M. le président. La parole est à M. le secrétaire d'État.

M. Adrien Taquet, secrétaire d'État auprès du ministre des solidarités et de la santé. Je vous prie de bien vouloir excuser l'absence d'Élisabeth Borne, ministre de la transition écologique et solidaire. Celle-ci m'a demandé de vous rassurer et de vous confirmer que l'enquête publique demeure bien le dispositif de référence en ce qui concerne la participation du public pour les projets soumis à évaluation environnementale.

Sur les recommandations du rapport du député Guillaume Kasbarian, que vous évoquiez dans votre intervention, le projet de loi d'accélération et de simplification de l'action publique prévoit, en effet, la possibilité d'adapter les modalités de la participation du public applicables aux autorisations environnementales. Seuls les projets ne faisant pas l'objet d'une évaluation environnementale sont concernés par ces dispositions.

La consultation du public sur ces projets pourra être adaptée par décision de l'autorité administrative qui optera, à la lumière des critères définis dans la loi, entre la mise en œuvre d'une enquête publique ou la participation du public par voie électronique.

L'expérimentation conduite en Bretagne et dans votre région, les Hauts-de-France, en application de la loi pour un État au service d'une société de confiance, dite loi Essoc, vise de manière plus large les projets soumis à autorisation environnementale. L'enquête publique est remplacée par la participation du public par voie électronique, comme vous l'évoquiez, à la stricte condition que le projet ait donné lieu à une concertation préalable avec garant.

Un bilan sera adressé au Parlement à l'issue de l'expérimentation, et je ne doute pas qu'il tiendra compte de la question de l'illectronisme, ainsi que du problème de l'accès au droit de nos concitoyens.

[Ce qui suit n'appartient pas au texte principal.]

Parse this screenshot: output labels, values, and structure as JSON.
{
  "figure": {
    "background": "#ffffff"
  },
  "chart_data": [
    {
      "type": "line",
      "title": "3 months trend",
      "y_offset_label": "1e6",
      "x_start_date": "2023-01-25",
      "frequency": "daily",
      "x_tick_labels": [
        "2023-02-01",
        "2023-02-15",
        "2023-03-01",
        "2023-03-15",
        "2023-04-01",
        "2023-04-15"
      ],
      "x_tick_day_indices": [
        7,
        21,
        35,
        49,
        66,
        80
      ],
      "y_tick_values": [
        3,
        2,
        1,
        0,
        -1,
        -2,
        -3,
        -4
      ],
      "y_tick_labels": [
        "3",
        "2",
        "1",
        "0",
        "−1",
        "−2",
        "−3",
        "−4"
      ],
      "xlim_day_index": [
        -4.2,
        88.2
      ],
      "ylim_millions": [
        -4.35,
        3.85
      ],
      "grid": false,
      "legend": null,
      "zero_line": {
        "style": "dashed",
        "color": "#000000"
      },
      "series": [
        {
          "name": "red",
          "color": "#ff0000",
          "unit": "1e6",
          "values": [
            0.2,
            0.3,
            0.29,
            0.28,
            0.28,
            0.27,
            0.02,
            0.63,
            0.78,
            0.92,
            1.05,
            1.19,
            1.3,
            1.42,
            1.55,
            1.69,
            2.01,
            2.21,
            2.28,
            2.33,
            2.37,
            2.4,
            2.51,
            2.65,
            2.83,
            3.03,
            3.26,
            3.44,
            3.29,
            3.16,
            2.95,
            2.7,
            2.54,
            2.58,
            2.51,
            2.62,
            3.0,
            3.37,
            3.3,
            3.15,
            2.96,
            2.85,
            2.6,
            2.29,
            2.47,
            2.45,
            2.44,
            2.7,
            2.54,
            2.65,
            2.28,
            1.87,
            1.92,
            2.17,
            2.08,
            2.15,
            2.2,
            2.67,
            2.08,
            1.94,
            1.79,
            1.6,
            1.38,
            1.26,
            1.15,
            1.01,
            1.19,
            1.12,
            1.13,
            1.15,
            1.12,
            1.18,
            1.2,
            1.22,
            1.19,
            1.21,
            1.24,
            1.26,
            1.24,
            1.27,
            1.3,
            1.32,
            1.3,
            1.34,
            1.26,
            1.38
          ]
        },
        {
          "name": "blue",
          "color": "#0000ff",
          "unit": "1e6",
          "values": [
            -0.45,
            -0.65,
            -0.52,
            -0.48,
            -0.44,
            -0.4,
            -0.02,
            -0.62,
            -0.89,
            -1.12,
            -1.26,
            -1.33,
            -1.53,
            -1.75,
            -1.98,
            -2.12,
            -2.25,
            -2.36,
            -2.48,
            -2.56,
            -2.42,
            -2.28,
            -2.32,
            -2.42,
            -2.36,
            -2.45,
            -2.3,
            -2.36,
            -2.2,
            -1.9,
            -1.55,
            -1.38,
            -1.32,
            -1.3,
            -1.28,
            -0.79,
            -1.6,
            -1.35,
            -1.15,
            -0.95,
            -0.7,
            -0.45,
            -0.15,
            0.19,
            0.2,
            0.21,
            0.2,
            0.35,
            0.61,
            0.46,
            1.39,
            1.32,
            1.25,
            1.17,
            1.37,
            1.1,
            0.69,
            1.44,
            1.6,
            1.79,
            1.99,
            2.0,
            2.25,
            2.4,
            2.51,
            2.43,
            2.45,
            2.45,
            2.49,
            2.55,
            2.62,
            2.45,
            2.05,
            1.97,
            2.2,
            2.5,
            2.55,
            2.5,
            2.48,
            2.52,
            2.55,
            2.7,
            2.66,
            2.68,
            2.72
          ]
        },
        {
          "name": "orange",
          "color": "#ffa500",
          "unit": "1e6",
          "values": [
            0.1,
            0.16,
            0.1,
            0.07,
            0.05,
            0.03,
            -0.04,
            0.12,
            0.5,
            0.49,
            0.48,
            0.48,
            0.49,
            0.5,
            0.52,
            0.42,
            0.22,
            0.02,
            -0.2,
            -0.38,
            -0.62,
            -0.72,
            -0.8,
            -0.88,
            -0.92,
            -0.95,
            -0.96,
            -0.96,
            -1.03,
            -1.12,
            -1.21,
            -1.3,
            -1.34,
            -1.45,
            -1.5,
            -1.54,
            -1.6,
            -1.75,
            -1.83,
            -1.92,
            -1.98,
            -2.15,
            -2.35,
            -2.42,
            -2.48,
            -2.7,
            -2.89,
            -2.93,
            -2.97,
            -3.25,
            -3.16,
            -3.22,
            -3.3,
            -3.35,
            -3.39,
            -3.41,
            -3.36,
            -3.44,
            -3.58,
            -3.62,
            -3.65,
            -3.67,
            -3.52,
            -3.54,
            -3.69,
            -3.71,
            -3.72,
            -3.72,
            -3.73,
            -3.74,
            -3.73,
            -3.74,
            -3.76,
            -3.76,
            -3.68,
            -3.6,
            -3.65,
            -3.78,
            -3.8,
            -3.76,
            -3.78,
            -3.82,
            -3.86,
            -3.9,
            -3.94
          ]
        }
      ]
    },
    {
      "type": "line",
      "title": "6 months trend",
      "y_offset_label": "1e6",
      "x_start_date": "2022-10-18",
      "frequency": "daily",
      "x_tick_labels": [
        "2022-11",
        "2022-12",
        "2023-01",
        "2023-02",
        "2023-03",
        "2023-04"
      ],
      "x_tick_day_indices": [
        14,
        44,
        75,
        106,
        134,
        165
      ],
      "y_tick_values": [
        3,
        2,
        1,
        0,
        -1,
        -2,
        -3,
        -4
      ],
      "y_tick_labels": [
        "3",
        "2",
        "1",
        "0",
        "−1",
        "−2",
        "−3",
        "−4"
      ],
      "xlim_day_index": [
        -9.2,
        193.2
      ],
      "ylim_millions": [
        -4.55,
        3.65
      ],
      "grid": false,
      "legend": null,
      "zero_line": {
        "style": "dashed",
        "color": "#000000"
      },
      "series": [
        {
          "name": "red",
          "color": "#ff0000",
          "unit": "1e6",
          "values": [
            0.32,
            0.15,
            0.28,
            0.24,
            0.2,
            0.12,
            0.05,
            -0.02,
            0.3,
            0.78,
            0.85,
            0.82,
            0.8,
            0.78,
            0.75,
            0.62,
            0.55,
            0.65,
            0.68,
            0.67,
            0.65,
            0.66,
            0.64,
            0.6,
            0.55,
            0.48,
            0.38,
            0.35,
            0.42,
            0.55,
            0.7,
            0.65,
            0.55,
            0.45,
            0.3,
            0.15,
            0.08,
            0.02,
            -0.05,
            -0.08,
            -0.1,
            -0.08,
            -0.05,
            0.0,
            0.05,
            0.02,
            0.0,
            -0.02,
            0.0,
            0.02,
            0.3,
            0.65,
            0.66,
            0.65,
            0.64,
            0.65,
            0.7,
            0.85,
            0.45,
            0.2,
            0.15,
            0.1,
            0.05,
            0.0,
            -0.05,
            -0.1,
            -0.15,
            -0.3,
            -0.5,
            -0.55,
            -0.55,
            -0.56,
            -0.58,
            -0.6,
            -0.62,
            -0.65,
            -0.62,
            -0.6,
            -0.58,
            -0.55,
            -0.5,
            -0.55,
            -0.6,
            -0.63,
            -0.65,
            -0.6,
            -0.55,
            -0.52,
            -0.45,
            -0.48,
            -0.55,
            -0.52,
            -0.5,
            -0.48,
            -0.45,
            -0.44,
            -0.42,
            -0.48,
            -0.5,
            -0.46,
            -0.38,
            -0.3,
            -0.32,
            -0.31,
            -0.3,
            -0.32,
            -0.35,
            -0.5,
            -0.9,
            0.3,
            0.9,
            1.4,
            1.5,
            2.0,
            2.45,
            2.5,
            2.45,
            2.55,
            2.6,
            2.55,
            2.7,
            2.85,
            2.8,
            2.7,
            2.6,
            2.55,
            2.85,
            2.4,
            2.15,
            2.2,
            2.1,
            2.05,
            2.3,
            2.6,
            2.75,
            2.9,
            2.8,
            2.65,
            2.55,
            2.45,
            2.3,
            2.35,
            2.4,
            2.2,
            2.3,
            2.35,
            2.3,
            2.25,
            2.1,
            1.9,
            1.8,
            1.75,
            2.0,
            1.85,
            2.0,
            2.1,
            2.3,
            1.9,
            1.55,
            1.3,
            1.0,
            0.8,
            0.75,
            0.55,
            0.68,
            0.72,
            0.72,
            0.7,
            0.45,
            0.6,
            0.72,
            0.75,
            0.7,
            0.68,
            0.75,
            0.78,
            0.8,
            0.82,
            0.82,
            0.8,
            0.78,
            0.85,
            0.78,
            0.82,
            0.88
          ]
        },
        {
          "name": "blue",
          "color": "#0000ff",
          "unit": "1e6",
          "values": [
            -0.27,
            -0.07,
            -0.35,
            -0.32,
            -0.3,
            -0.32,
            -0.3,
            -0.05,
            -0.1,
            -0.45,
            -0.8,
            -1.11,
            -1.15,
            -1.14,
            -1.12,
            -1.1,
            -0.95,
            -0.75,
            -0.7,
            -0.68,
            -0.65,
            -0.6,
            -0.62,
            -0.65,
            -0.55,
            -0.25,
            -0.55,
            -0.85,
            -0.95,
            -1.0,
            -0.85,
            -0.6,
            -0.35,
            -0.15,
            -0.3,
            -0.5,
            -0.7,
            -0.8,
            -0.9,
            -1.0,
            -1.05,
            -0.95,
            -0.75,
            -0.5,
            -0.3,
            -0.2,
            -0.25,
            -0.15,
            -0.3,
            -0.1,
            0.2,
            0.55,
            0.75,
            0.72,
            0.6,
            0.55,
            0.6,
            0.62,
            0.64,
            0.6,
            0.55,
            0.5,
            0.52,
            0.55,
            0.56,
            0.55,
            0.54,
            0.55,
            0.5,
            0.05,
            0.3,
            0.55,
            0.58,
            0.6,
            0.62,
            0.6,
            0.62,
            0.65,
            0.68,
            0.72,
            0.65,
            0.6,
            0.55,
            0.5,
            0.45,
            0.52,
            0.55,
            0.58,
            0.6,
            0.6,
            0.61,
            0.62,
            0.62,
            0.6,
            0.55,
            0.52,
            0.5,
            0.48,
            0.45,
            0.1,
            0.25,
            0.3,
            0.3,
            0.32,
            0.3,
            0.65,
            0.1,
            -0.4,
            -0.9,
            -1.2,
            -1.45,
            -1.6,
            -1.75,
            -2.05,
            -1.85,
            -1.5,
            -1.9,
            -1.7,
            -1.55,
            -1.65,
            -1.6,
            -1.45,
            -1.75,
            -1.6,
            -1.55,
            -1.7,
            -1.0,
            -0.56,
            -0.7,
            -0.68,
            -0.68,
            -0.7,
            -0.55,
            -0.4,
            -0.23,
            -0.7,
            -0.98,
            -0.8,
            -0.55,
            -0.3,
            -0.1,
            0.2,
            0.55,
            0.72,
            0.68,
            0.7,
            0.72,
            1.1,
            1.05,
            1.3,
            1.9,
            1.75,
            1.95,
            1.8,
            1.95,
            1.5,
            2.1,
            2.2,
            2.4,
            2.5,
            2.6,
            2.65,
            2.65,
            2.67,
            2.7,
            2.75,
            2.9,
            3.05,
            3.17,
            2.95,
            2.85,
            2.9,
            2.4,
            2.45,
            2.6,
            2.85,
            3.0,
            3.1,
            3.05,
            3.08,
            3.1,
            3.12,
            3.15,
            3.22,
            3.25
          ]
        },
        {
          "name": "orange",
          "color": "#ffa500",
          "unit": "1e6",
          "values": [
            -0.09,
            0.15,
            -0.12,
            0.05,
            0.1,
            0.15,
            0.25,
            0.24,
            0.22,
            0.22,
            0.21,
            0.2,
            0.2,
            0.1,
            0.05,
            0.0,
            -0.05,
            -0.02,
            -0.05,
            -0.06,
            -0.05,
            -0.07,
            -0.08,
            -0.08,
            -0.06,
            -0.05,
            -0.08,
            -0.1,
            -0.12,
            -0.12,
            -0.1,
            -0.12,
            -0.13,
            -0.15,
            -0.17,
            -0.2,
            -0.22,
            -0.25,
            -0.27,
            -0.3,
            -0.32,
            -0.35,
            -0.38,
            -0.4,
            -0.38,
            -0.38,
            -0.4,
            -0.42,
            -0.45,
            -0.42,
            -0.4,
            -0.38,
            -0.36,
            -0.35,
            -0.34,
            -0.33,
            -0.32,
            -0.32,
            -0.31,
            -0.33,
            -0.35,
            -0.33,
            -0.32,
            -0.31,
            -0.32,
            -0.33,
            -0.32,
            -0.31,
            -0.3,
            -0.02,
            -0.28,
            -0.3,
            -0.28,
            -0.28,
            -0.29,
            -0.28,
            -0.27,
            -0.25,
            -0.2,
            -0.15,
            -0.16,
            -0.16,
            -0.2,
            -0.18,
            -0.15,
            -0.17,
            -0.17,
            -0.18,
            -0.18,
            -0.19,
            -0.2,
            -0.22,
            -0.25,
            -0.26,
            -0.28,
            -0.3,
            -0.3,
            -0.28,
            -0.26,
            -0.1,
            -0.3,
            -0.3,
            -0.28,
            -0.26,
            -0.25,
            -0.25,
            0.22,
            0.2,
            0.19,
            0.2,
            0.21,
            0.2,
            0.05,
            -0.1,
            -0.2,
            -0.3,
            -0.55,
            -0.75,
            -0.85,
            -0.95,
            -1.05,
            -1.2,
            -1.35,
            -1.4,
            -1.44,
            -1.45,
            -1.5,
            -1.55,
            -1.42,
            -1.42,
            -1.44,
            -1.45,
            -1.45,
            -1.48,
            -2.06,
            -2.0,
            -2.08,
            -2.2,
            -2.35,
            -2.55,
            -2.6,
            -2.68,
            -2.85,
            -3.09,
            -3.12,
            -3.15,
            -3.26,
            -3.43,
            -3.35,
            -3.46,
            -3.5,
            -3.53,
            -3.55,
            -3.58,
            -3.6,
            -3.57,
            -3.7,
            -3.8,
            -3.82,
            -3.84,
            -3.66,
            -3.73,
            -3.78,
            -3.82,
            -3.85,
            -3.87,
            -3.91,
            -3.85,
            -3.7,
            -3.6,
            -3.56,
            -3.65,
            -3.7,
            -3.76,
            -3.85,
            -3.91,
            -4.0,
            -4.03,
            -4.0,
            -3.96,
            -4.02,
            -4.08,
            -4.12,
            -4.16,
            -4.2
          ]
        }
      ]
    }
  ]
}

Toujours est-il que les dispositifs existants sont conformes aux textes qui régissent la participation du public. Ils respectent notamment la convention d'Aarhus, les directives européennes et l'article 7 de la Charte de l'environnement.

La procédure par voie électronique offre des garanties au public : ainsi, les citoyens peuvent toujours demander à avoir accès à un dossier sur support papier. C'est aussi au regard de l'importance de la dimension présentielle de la participation du public que les délais de ces procédures ont été gelés dans le cadre des ordonnances relatives à l'urgence sanitaire liée à l'épidémie de Covid-19. Quelques rares exceptions autorisées par décret ont été conditionnées à des critères cumulatifs très exigeants.

En conclusion, je peux vous garantir que, pour les projets soumis à évaluation environnementale, le Gouvernement est très vigilant sur le maintien de l'enquête publique qui constitue, dans notre pays, un des piliers majeurs de la démocratie participative.

M. le président. La parole est à M. Antoine Lefèvre, pour la réplique.

M. Antoine Lefèvre. Je veux remercier le secrétaire d'État de sa réponse. Je resterai vigilant, même s'il m'a en partie rassuré sur les garanties qui continuent d'entourer les enquêtes publiques, notamment dans les dossiers environnementaux. Nous attendons le bilan de l'expérimentation pour voir comment ces adaptations pourraient être mises en œuvre. Dans ma région, les projets éoliens soulèvent de nombreux problèmes d'acceptabilité : la population souhaite évidemment être associée à la consultation de ces dossiers.